The v1.9 plan committed to YOLOv8n person-class detection on the Jetson Orin Nano Super, compiled to TensorRT for inference latency. Andrew Kent (mentor since 2026-05-02) suggested in conversation that we “skip custom training in Phase I; start with off-shelf models” and Granola transcribed the suggested model family as “VLMs” (Vision-Language Models). This is a meaningfully different family from YOLO.

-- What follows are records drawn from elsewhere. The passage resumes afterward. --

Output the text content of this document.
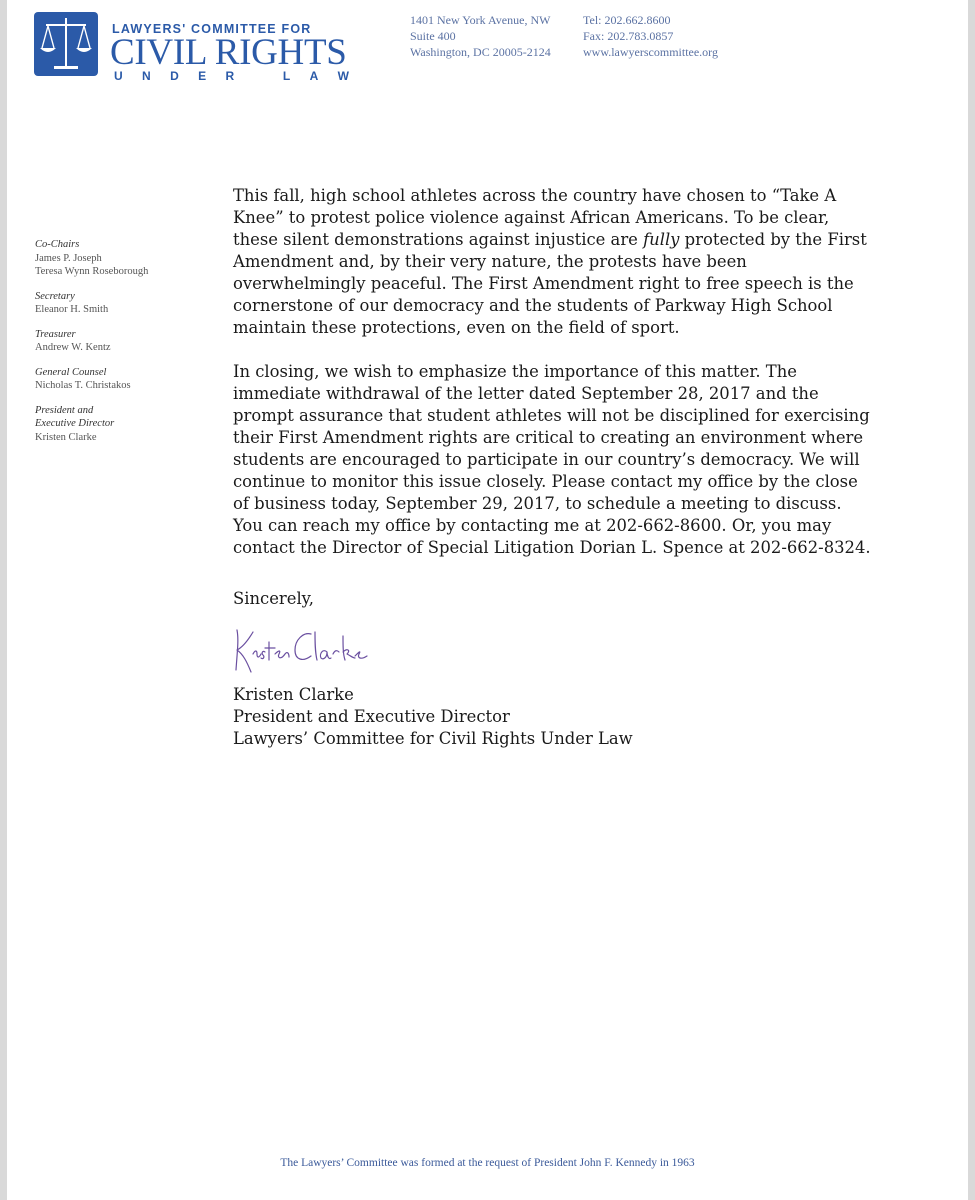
LAWYERS' COMMITTEE FOR
CIVIL RIGHTS
U N D E R	L A W
1401 New York Avenue, NW
Suite 400
Washington, DC 20005-2124
Tel: 202.662.8600
Fax: 202.783.0857
www.lawyerscommittee.org
Co-Chairs
James P. Joseph
Teresa Wynn Roseborough
Secretary
Eleanor H. Smith
Treasurer
Andrew W. Kentz
General Counsel
Nicholas T. Christakos
President and
Executive Director
Kristen Clarke

This fall, high school athletes across the country have chosen to “Take A Knee” to protest police violence against African Americans. To be clear, these silent demonstrations against injustice are fully protected by the First Amendment and, by their very nature, the protests have been overwhelmingly peaceful. The First Amendment right to free speech is the cornerstone of our democracy and the students of Parkway High School maintain these protections, even on the field of sport.

In closing, we wish to emphasize the importance of this matter. The immediate withdrawal of the letter dated September 28, 2017 and the prompt assurance that student athletes will not be disciplined for exercising their First Amendment rights are critical to creating an environment where students are encouraged to participate in our country’s democracy. We will continue to monitor this issue closely. Please contact my office by the close of business today, September 29, 2017, to schedule a meeting to discuss. You can reach my office by contacting me at 202-662-8600. Or, you may contact the Director of Special Litigation Dorian L. Spence at 202-662-8324.

Sincerely,

Kristen Clarke

President and Executive Director

Lawyers’ Committee for Civil Rights Under Law

The Lawyers’ Committee was formed at the request of President John F. Kennedy in 1963
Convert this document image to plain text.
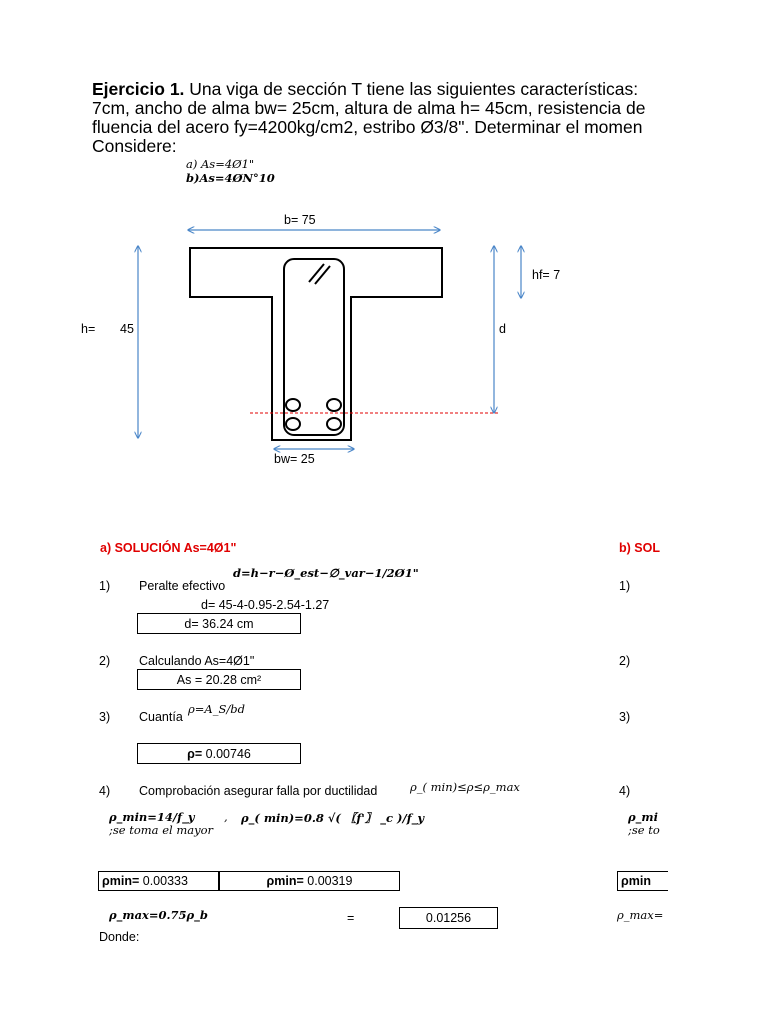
Ejercicio 1. Una viga de sección T tiene las siguientes características:
7cm, ancho de alma bw= 25cm, altura de alma h= 45cm, resistencia de
fluencia del acero fy=4200kg/cm2, estribo Ø3/8". Determinar el momen
Considere:
a) As=4Ø1"
b)As=4ØN°10
b= 75
hf= 7
h= 45	d
bw= 25
a) SOLUCIÓN As=4Ø1"
d=h−r−Ø_est−∅_var−1/2Ø1"
1) Peralte efectivo
d= 45-4-0.95-2.54-1.27
d= 36.24 cm
2) Calculando As=4Ø1"
As = 20.28 cm²
3) Cuantía
ρ=A_S/bd
ρ=
0.00746
4) Comprobación asegurar falla por ductilidad	ρ_( min)≤ρ≤ρ_max
ρ_min=14/f_y	, ρ_( min)=0.8 √( 〖f'〗 _c )/f_y
;se toma el mayor
ρmin=
0.00333	ρmin=
0.00319
ρ_max=0.75ρ_b	=	0.01256
Donde:
b) SOL
1)
2)
3)
4)
ρ_mi
;se to
ρmin
ρ_max=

Two issues with switching:

Granola transcription is known unreliable (e.g., spells lbzfai as LBCF in the same session).
VLMs on edge hardware in 2026 are not a drop-in replacement for YOLO on a Jetson Orin Nano Super — inference latency, memory footprint, and tooling maturity all differ.

Decision

Stay on YOLOv8n + TensorRT (person class only) for Phase I. Defer any VLM evaluation to Phase II.

Why:

Off-shelf COCO-pretrained YOLOv8n meets the Phase I requirement (detect a person in a workstation ROI to time cycle start/stop) without custom training, satisfying Andrew’s “off-shelf only” framing.
Proven inference latency. YOLOv8n on Orin Nano Super has well-documented benchmarks and engine compilation pipelines.
Bench-test plan dependency. The pre-Argentina bench tests (G1) assume YOLOv8n — switching now would invalidate the demo path.

Consequences

Per-station fine-tuning deferred to Phase II. Phase I uses the off-shelf weights as-is. If detection quality is unacceptable for Pereira’s lighting/operator-position conditions during the July install, fine-tuning becomes a Phase I emergency task — not the current default.
JetPack version pinning. Use JetPack 6.0 or 6.1, NOT 6.2. JetPack 6.2 ships TensorRT 10.x, which currently breaks INT8 quantization for YOLOv8 (per Ultralytics docs). 6.0/6.1 ships TRT 8.6 and matches working tutorials.
Engine compiled on the Jetson itself. TensorRT engines are hardware-bound; cross-compilation from a MacBook will not run on the Jetson. Use yolo export model=yolov8n.pt format=engine half=True device=0 on the Jetson.
VLM revisit trigger. If Phase II behavioral monitoring (phone use, eating, talking, absence) needs richer scene understanding than person detection provides, re-open this decision.

References

Andrew Kent transition memo, 2026-05-02
Granola transcript caveats noted in docs/design/40-prototype/architecture.md § “Post-v1.9 direction”